Par un mémoire en défense, enregistré le 21 janvier 2025, le préfet de la Côte-d’Or conclut au rejet de la requête et à ce qu’il soit mis à la charge du requérant le versement d’une somme de 500 euros au titre de l’article L. 761-1 du code de justice administrative.
Il soutient que l’ensemble des moyens soulevés par le requérant ne sont pas fondés.
M. B a été admis au bénéfice de l’aide juridictionnelle totale par une décision du 20 janvier 2025.
Vu les autres pièces du dossier.
Vu :
— la convention européenne de sauvegarde des droits de l’homme et des libertés fondamentales ;
— le code de l’entrée et du séjour des étrangers et du droit d’asile ;
— la loi n° 91-647 du 10 juillet 1991 ;
— le code de justice administrative.
Le président de la formation de jugement a dispensé le rapporteur public, sur sa proposition, de prononcer des conclusions à l’audience.
Les parties ont été régulièrement averties du jour de l’audience.
Ont été entendus au cours de l’audience publique :
— le rapport de M. Philippe Nicolet,
— et les observations de Me Si Hassen, représentant le requérant.
Considérant ce qui suit :
1. M. F B, ressortissant angolais né le 5 mai 1989, demande au tribunal d’annuler l’arrêté du 10 décembre 2024 par lequel le préfet de la Côte-d’Or lui a refusé le séjour au titre de l’asile, portant abrogation de l’attestation de sa demande d’asile et obligation de quitter le territoire français dans un délai de trente jours, et a fixé le pays à destination duquel il est susceptible d’être reconduit d’office.
2. Par un arrêté du 28 octobre 2024, régulièrement publié le lendemain au recueil des actes administratifs spécial de la préfecture, le préfet de la Côte-d’Or a délégué sa signature à M. E C, directeur de l’immigration et de la nationalité, à l’effet de signer les décisions attaquées, et en cas d’absence ou d’empêchement, à Mme A D, cheffe du service de l’immigration et de l’intégration. Il ne ressort pas des pièces du dossier que M. C n’aurait pas été absent ou empêché à la date de ces décisions. Par suite, le moyen tiré de l’incompétence de la signataire des décisions attaquées, qui manque en fait, doit être écarté.
3. Les décisions contestées mentionnent les considérations de droit et de fait qui les fondent, et sont ainsi suffisamment motivées.
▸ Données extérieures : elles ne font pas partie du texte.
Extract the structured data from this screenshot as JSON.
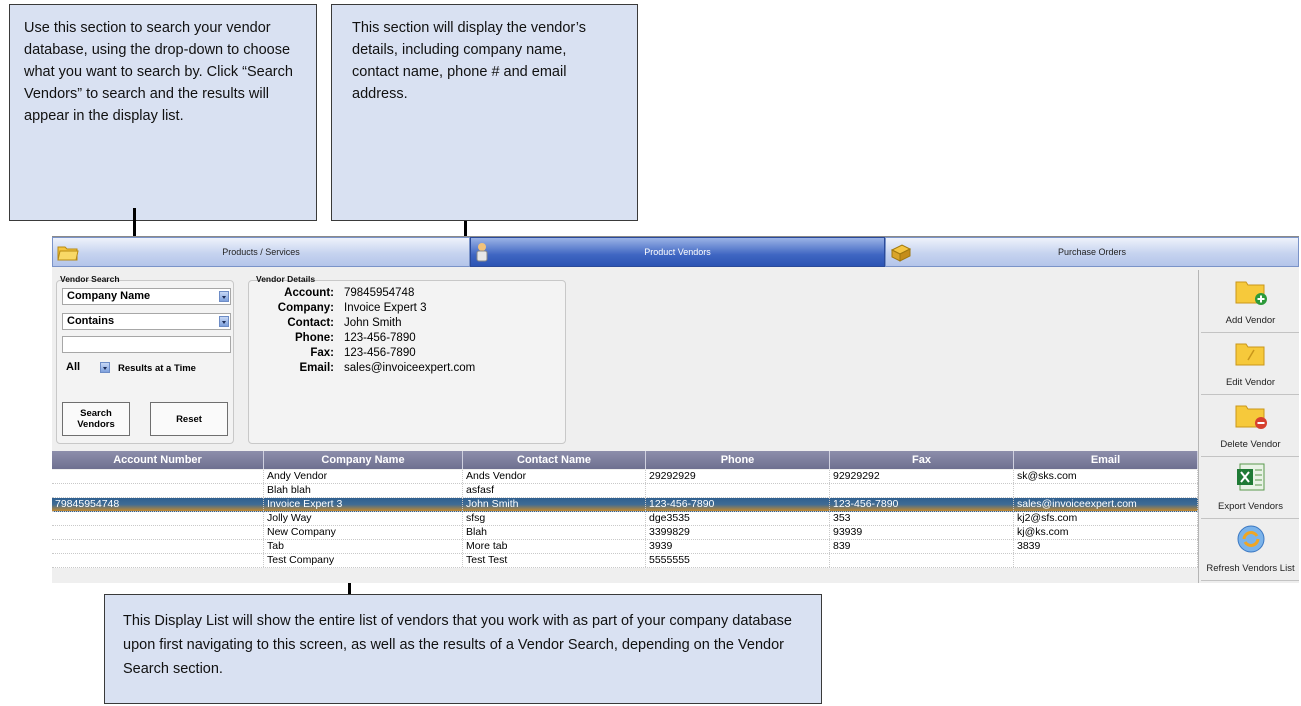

4. Le moyen tiré de ce que la décision de refus de séjour attaquée serait entachée d’erreur manifeste d’appréciation au regard des risques de persécution en cas de retour du requérant dans son pays d’origine doit être écarté dès lors que cette décision ne fixe pas le pays de destination.
5. La décision de refus de séjour n’encourant pas la censure du tribunal, il est en vain excipé de son illégalité à l’appui des conclusions dirigées contre la décision portant abrogation de l’attestation de la demande d’asile de l’intéressé et contre la décision d’obligation de quitter le territoire français prise à son encontre.
6. Le moyen tiré de ce que la décision d’éloignement méconnaîtrait les stipulations de l’article 8 de la convention européenne de sauvegarde des droits de l’homme et des libertés fondamentales n’est assorti d’aucune précision permettant d’en apprécier le bien-fondé, alors que le requérant, entré sur le territoire français très récemment, le 20 février 2024, qui a déclaré être célibataire et sans enfant à charge, n’établit pas avoir établi en France des liens anciens, stables et intenses, ni avoir fait preuve d’une intégration sociale ou professionnelle particulière sur le territoire français.
7. La décision d’éloignement n’encourant pas la censure du tribunal, il est en vain excipé de son illégalité à l’appui des conclusions dirigées contre la décision fixant le pays de renvoi.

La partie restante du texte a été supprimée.